Debtor fails to demonstrate the hardship Congress intended. The only evidence Debtor produced is that he is presently unable to repay his debt by choice. Such evidence is insufficient to discharge a student loan under § 523(a)(8)(B). "The hardship alleged . . . must be undue and attributable to truly exceptional circumstances, such as illness or the existence of an unusually large number of dependents." TI Federal Credit Union v. DelBonis, 72 F.3d 921, 927 (1st Cir.1995). For the reasons set forth above, Debtor has failed to meet his burden of proof.

CONCLUSION

Debtor fails to satisfy the Brunner test. There exists, therefore, no grounds by which the student loans debt can be discharged. Accordingly, Debtor's motion for summary judgment is denied and Creditor's motion is granted.

IT IS SO ORDERED.

NOTES

[1] Our subject matter jurisdiction over this controversy arises under 28 U.S.C. § 1334(b) and the General Reference to this Court under Part V of the Local District Court Rules for the District of Vermont. This is a core matter under 28 U.S.C. § 157(b)(2)(I). This Memorandum of Decision constitutes findings of fact and conclusions of law under Fed.R.Civ.P. 52, as made applicable by Fed.R.Bkrtcy.P. 7052.

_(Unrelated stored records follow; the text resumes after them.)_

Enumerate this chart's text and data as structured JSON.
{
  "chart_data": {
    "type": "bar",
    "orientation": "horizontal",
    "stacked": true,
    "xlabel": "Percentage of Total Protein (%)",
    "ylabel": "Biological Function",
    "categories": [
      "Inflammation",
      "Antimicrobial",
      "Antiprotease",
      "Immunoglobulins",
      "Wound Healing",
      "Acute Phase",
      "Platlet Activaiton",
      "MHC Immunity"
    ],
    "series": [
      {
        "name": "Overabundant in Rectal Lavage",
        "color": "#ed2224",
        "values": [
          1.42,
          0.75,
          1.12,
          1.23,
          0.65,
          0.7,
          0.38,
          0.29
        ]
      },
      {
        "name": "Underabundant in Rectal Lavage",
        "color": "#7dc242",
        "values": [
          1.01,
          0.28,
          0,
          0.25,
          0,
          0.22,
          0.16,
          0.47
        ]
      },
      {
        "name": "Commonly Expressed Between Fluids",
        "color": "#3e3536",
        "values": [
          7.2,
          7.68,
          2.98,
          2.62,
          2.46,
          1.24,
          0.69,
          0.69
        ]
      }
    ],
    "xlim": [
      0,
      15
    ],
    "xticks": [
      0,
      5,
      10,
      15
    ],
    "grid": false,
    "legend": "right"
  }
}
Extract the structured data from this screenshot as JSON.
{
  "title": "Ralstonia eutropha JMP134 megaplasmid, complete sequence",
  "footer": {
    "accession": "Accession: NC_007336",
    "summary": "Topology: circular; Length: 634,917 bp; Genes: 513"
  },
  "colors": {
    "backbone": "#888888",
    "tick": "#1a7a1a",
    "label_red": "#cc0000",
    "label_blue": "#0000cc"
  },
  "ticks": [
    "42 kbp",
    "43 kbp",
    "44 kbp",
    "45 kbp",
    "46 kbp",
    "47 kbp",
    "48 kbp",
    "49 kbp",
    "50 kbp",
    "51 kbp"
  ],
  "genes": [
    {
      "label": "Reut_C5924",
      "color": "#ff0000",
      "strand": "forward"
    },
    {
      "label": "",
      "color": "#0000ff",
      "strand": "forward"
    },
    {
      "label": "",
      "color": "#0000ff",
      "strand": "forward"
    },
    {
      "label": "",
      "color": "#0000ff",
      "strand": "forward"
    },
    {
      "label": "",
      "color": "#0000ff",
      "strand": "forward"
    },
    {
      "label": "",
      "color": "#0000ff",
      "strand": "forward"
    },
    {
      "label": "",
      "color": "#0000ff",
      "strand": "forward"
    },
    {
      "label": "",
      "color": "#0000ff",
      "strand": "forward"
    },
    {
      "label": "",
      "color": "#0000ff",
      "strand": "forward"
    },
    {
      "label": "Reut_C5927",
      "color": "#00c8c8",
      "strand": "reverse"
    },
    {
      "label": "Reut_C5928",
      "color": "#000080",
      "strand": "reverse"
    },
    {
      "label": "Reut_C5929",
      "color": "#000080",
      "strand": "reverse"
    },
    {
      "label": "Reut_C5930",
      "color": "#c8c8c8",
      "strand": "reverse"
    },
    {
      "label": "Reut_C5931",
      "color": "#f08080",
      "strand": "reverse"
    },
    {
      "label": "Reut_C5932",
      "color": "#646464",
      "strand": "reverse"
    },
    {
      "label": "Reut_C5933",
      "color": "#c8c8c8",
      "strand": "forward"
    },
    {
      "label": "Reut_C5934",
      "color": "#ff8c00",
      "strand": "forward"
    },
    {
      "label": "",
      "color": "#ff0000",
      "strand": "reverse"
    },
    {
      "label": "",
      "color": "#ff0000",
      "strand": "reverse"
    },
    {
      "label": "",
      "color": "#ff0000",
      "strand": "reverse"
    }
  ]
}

[2] The standards for summary judgment under Fed.R.Civ.P. 56, as made applicable by Fed. R.Bankr.P 7056, are well-established and free from controversy and therefore need not be set out here.

[3] Debtor raises the issue that seven (7) years had passed since the loans became due and thus they are entitled to discharge. This is a non-issue in this case. It is clear from calculating the first due date, plus deferments, that the loans are still less than seven years old. See 11 U.S.C. § 523(a)(8)(A).

[4] These are high salaries by Vermont standards in 1990 and 1991.

[5] See footnote 3.

[6] 11 U.S.C. § 523(a)provides:

A discharge under section 727, 1141, 1228(a), or 1328(b) of this title does not discharge an individual debtor from any debt — (8) for an educational benefit overpayment or loan made, insured or guaranteed by a governmental unit, or made under any program funded in whole or in part by a governmental unit or nonprofit institution, or for an obligation to repay funds received as an educational benefit, scholarship or stipend, unless — (B) excepting such debt from discharge under this paragraph will impose an undue hardship on the debtor and the debtor's dependents.